La historia es sencilla. Durante un día entero seguimos los pasos de Wendelin Domrau, un buen mozo de 24 años, que no cuenta con nada distinto de su juventud y apariencia para darle alguna base o dirección a su existencia. Sin talentos especiales, Wendelin se debate entre escapar hacia el sur con la esposa de Clemens Kestner –un empobrecido pero reconocido profesor universitario de humanidades–, regresar a sus tierras de origen a trabajar bajo las órdenes de su tío, o seguir los pasos de Eissner, un comerciante y financista que ha logrado hacerse rico en pocos años de navegación por las caóticas rutas de la hiperinflación y de actividades oscilantes entre el comercio y la estafa. Al final del libro y la jornada, después de haberse movido entre casas elegantes, restaurantes de moda, pensiones baratas y cabarés que son apenas la antesala de burdeles para todos los gustos, Dumrau no está en mejores condiciones para decidir que al comienzo, y seguramente se prepara para reiniciar un nuevo ciclo que lo hundirá un poco más en la degradación y el desconcierto que lo rodean. Quizá con la pretensión de presentar una visión objetiva del mundo que describe, Henssel no explora el mundo interior de sus personajes; la contrapartida es que esa misma mirada desapasionada lleva a que el lector pueda ser completamente indiferente a sus y preocupaciones y destinos.

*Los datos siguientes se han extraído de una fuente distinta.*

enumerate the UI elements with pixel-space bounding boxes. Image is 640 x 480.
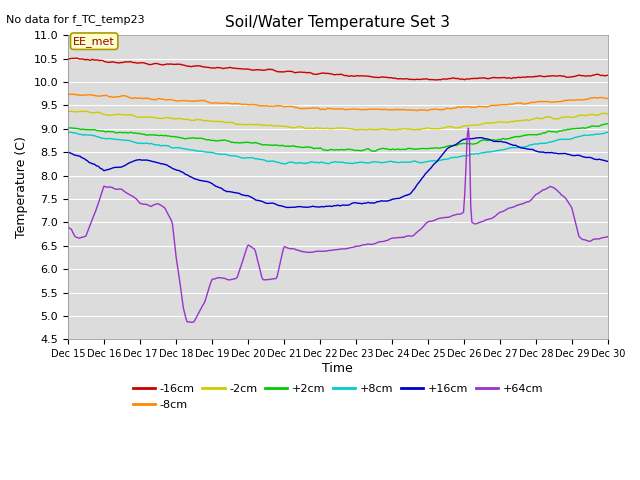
Text: EE_met: EE_met (74, 36, 115, 47)
Title: Soil/Water Temperature Set 3: Soil/Water Temperature Set 3 (225, 15, 451, 30)
Legend: -16cm, -8cm, -2cm, +2cm, +8cm, +16cm, +64cm: -16cm, -8cm, -2cm, +2cm, +8cm, +16cm, +6… (129, 380, 547, 414)
Y-axis label: Temperature (C): Temperature (C) (15, 136, 28, 238)
Text: No data for f_TC_temp23: No data for f_TC_temp23 (6, 14, 145, 25)
X-axis label: Time: Time (323, 362, 353, 375)
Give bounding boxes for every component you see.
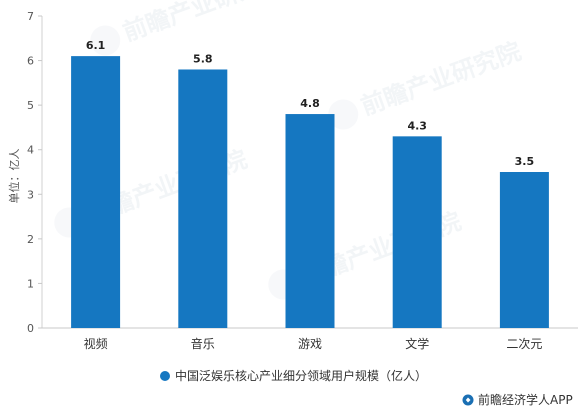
watermark-text: 前瞻产业研究院 — [357, 37, 524, 121]
x-category-label: 视频 — [84, 336, 108, 351]
chart-legend: 中国泛娱乐核心产业细分领域用户规模（亿人） — [160, 368, 427, 383]
bar-value-label: 6.1 — [86, 39, 106, 52]
bar-1 — [71, 56, 121, 328]
y-tick-label: 2 — [27, 233, 34, 246]
x-category-label: 音乐 — [191, 336, 215, 351]
y-tick-label: 7 — [27, 10, 34, 23]
bar-3 — [285, 114, 335, 328]
watermark-text: 前瞻产业研究院 — [119, 0, 286, 47]
bar-value-label: 4.3 — [407, 119, 427, 132]
brand-icon-mark — [465, 397, 471, 403]
bar-2 — [178, 69, 228, 328]
watermark-icon — [328, 99, 359, 130]
x-category-label: 二次元 — [506, 337, 542, 351]
bar-value-label: 4.8 — [300, 97, 320, 110]
chart-labels: 6.1 视频 5.8 音乐 4.8 游戏 4.3 文学 3.5 二次元 — [84, 39, 543, 351]
watermark-item: 前瞻产业研究院 — [90, 0, 287, 56]
brand-badge: 前瞻经济学人APP — [462, 392, 573, 407]
bar-value-label: 3.5 — [515, 155, 535, 168]
y-tick-label: 0 — [27, 322, 34, 335]
legend-marker — [160, 371, 170, 381]
chart-bars — [71, 56, 549, 328]
x-category-label: 游戏 — [298, 337, 322, 351]
y-tick-label: 4 — [27, 144, 34, 157]
watermark-icon — [90, 25, 121, 56]
legend-label: 中国泛娱乐核心产业细分领域用户规模（亿人） — [175, 368, 427, 383]
brand-text: 前瞻经济学人APP — [478, 392, 573, 407]
y-axis-label: 单位：亿人 — [7, 149, 21, 204]
y-tick-label: 6 — [27, 55, 34, 68]
y-tick-label: 1 — [27, 277, 34, 290]
bar-5 — [499, 172, 549, 328]
y-tick-label: 3 — [27, 188, 34, 201]
bar-4 — [392, 136, 442, 328]
y-tick-label: 5 — [27, 99, 34, 112]
x-category-label: 文学 — [405, 336, 429, 351]
bar-value-label: 5.8 — [193, 52, 213, 65]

El libro tiene un breve epílogo de Walter Benjamin, amigo y colega del autor, quien sugiere que en esta obra se agazapaba un clásico. Benjamin también deja traslucir su idea de que la paciencia y la fortaleza de los intelectuales, encarnados en la novela por el cornudo Kestner, definen a la larga el curso de la historia, tanto cuando esta se escribe con y sin mayúsculas. Una mirada retrospectiva nos lleva a lamentar la magnitud de los errores del ilustre comentarista.